Pasaba el día entero jugando a las muñecas. Yo era el cuentacuentos y ellos unos pequeños especialmente dóciles... Entonces no sabia que nunca volvería a encontrarme con un público tan conformista ante mis palabras.
Mi padre siempre ha sido un devorador nato de prensa. Inconformista ante una sola visión, fue él quien me pegó la manía -o mejor dicho virtud- de comparar las historias que nos acercan... "De lo que te cuenten la mitad", decía.
De pequeña no podía imaginar que disfrutaría tanto llenando páginas de periódicos con lo que mis ojos y oídos captaban aquí y allí. Claro que tampoco se me había pasado por la cabeza, y si me hubieran advertido tampoco lo habría creído, que fuese tan difícil defender la realidad.

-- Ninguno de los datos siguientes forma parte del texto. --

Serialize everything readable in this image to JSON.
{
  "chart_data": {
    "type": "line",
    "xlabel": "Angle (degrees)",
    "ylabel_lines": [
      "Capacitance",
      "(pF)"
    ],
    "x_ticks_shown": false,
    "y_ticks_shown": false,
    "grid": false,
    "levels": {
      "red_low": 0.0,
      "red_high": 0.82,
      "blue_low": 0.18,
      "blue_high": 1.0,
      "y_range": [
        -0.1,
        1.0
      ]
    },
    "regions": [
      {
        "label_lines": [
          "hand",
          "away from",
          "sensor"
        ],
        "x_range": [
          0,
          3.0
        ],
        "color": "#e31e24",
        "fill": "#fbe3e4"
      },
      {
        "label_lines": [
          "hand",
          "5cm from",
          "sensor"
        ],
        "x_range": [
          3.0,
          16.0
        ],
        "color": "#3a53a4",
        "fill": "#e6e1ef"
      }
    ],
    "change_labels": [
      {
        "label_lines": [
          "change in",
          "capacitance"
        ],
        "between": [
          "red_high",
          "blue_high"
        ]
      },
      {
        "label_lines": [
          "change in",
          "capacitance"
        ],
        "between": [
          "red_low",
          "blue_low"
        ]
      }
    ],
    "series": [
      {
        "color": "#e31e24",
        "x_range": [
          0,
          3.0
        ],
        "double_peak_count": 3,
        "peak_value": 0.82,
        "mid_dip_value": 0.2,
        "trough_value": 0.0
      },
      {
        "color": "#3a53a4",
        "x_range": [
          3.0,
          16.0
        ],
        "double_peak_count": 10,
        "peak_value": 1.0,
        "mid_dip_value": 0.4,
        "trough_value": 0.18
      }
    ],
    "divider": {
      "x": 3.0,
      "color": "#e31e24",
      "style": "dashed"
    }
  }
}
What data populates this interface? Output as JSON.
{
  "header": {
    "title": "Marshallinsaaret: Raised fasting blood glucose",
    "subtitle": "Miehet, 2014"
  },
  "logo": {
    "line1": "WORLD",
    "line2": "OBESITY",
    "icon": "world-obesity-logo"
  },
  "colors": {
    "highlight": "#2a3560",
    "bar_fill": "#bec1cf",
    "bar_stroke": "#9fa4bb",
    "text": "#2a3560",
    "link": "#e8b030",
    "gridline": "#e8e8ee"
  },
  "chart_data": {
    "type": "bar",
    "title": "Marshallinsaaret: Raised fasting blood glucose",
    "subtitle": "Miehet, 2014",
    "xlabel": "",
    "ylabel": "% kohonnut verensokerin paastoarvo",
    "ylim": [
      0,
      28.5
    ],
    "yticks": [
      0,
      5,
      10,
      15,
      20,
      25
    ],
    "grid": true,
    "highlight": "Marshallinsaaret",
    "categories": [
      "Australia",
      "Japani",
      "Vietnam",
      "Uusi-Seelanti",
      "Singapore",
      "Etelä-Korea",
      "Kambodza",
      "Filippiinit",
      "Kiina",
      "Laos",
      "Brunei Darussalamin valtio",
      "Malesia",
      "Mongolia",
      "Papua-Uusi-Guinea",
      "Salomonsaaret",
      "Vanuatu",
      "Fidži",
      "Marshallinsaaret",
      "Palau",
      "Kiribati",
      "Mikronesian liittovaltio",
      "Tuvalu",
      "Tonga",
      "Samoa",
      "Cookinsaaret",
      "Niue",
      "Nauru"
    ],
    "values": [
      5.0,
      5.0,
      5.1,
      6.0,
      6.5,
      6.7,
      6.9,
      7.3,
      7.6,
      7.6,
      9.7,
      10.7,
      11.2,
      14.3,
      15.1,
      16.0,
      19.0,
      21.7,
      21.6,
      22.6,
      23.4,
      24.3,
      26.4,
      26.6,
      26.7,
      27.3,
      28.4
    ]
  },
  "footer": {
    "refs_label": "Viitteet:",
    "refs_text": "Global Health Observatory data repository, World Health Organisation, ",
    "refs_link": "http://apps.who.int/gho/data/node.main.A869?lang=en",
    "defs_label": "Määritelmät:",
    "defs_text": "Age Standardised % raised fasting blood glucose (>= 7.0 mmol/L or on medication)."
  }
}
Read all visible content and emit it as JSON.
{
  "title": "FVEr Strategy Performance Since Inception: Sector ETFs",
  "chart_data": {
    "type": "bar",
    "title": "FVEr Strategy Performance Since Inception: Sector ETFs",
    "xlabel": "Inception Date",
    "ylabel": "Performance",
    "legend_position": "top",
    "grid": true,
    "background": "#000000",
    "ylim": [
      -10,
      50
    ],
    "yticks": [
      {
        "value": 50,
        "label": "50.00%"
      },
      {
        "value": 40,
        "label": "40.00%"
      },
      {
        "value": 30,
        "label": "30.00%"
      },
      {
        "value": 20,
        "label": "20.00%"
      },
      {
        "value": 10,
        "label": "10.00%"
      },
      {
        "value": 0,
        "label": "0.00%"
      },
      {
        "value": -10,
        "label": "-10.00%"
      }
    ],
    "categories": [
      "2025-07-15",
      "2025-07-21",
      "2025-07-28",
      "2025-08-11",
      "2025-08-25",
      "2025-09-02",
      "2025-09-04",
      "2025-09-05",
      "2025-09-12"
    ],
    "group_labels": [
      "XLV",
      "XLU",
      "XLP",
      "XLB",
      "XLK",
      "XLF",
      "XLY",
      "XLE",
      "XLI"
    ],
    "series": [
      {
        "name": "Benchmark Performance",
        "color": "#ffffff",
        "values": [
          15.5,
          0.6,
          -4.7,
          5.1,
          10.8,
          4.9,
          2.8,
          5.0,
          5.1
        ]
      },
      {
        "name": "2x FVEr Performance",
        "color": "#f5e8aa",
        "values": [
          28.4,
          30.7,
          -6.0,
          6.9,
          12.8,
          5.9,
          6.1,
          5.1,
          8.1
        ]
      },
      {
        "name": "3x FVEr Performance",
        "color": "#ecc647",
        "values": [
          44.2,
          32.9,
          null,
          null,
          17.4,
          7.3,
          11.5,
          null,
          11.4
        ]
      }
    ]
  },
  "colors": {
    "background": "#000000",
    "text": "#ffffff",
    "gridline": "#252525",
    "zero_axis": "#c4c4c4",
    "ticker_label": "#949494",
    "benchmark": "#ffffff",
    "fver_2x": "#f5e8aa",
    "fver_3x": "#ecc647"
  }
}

La primera vez que me enfrenté al maquillaje de la información aún estaba en la universidad. Fue entonces cuando me percaté de los vacíos que tiene esta profesión. El primer palo te quita la ilusión... Pero un día te encuentras con un periodista con edad y experiencia, que disfruta de su oficio como un niño con zapatos nuevos y todo vuelve a brillar.
Porque en esta vida se puede creer en esto y en todo lo contrario.